Hizbullah veya Hüdapar

Ahmet KAHRAMAN yazdı —

  • Hüdapar rozetli Hizbullah, artık Kürtçe naralar da atan bir siyasi partiydi. AKP ve IŞİD paralelinde Kürtlere din pazarlıyordu. Örneğin Halife Ömer ordularının, 70 bin Kürt’ü kılıçtan geçirdiği Amed’in yıldönümünü, çarşaflı kadınların da sokağa çıktığı gösterilerle kutluyordu.

Türkler, yüz yıllık devletlerinin tarihi boyunca, hiçbir devir ve dönemde Kürtlere dürüstçe bakmadılar, asla dürüst davranmadılar. Devlet olarak, ayak takımına yakışan bir tutumla dolandırma, kandırmaca, fesatlıkla Kürtlerin ardından dolandılar.

Kürtlerden öğrendikleri dini, Kürtlere karşı fesatlık, başka bir deyişle entrika malzemesi olarak kullandılar. Fesadın hakkını fesada teslim etmek gerekiyorsa eğer, başarılı da oldular.

Aynı soy ve ortak inançtan (Zerdüştizm) gelme, tarihsel gelişme içinde kimi Alevi, kimi Müslüman olmuş veya Êzîdî kalmış bir halkın arasına fesatlık sokmayı başardılar. Çünkü egemendi onlar. Her türlü entsrüman ve güce sahiptiler. Kapının ardında birini satın alma veya arka çıkıp karşı tarafa saldırtma fesatlığında mahirdiler. Kürtleri, birbirine karşı düşman kardeş haline getirdiler.

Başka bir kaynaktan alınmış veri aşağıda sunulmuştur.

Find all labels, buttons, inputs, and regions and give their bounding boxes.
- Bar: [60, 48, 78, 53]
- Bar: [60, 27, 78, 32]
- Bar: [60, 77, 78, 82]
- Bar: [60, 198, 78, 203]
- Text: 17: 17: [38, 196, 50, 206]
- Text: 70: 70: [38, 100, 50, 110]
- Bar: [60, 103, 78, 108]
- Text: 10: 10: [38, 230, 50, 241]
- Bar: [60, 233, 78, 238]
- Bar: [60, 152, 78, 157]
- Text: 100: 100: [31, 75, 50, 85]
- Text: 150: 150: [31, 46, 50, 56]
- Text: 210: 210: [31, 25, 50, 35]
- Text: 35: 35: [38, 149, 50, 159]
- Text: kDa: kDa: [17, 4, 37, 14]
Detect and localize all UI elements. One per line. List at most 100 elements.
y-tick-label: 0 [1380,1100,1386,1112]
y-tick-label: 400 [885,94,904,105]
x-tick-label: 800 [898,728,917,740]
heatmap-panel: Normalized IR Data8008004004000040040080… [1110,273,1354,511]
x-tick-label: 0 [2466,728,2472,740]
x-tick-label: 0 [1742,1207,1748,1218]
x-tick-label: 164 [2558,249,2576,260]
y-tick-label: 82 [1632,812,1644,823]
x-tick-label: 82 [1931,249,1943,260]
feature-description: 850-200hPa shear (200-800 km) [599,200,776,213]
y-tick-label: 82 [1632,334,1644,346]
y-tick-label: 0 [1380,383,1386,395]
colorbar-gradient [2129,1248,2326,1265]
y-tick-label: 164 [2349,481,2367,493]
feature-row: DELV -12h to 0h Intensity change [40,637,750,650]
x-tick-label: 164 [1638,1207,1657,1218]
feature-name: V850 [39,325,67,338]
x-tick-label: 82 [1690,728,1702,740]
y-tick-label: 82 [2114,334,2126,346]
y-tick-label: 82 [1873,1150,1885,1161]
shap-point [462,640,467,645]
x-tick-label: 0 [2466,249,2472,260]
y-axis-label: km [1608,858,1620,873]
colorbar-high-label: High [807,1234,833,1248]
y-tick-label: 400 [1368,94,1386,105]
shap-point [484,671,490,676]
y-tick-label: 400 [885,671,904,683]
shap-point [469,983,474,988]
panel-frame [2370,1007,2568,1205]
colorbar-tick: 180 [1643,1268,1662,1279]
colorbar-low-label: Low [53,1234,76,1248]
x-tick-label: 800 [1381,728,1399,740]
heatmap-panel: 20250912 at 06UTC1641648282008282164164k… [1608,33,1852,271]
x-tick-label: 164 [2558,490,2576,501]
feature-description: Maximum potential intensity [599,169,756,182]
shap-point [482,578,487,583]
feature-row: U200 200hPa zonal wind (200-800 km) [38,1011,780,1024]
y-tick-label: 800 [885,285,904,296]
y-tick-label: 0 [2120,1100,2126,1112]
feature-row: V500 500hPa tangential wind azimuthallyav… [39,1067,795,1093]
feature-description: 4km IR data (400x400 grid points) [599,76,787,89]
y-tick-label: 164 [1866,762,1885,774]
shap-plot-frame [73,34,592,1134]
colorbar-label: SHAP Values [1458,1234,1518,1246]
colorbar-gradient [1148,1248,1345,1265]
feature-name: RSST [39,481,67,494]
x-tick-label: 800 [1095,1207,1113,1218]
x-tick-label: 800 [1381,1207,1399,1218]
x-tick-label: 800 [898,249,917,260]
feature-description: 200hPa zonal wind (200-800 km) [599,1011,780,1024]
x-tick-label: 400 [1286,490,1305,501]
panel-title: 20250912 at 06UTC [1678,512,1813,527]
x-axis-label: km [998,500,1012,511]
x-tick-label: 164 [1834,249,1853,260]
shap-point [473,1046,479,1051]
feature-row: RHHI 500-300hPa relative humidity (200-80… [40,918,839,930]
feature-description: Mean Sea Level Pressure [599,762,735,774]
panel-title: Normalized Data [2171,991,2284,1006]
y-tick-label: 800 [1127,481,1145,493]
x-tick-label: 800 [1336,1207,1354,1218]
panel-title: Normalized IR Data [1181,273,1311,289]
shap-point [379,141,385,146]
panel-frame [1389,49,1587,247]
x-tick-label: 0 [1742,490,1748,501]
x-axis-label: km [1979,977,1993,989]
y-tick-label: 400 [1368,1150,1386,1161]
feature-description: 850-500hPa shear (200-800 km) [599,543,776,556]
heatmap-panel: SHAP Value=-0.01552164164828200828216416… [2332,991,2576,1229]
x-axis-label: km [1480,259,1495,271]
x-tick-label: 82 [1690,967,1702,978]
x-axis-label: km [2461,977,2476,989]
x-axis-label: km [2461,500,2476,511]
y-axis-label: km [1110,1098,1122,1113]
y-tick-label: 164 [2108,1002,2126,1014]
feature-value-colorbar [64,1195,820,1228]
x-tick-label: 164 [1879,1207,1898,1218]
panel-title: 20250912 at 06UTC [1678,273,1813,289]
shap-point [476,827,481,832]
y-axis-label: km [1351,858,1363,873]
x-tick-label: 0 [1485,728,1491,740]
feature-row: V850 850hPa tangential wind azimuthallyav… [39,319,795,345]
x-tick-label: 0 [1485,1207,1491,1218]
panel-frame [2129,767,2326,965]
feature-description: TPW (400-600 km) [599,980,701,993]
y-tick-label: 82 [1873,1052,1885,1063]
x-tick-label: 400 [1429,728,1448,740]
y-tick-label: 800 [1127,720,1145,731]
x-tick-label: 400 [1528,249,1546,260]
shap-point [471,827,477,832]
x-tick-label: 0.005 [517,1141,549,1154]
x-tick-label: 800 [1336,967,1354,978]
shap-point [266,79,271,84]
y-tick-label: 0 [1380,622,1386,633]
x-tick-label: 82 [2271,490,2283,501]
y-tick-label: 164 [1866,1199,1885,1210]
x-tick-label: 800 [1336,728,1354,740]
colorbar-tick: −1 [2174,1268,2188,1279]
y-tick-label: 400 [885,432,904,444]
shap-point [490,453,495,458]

Ta ki Kürtlerin beyni aydınlanma ışık alana kadar.

1800’lerin ilk yarısından sonra, Mevlana Halid Medresesi’nden yetişme Nehrili Şeyh Ubeydullah, fesada karşı ilk milliyetçi ışığı yakan olarak öne çıktı. Farklı inançları birleştirip, hatta Ermenileri de ortak çıkar etrafında toplayarak oluşturduğu güçle İran Kurdistanı’na yürüyor ve başarıya ulaşıyordu. Şeyh Said, 1923’den itibaren birlik için ilkin Alevilerin kapısını çalıyordu. Ulusal bilincin mayalanmasıydı, bu. Maya tuttu da. 1980’lere gelindiğinde fesatlar, halkının haini ve “üç paraya” kendini satan sahte Kürt dindaşları kullanarak, Sünni Kürtler arasında dört dönüyor, “PKK Alevi ve Ermenidir, destek vermeyin” dedirtiyorlardı.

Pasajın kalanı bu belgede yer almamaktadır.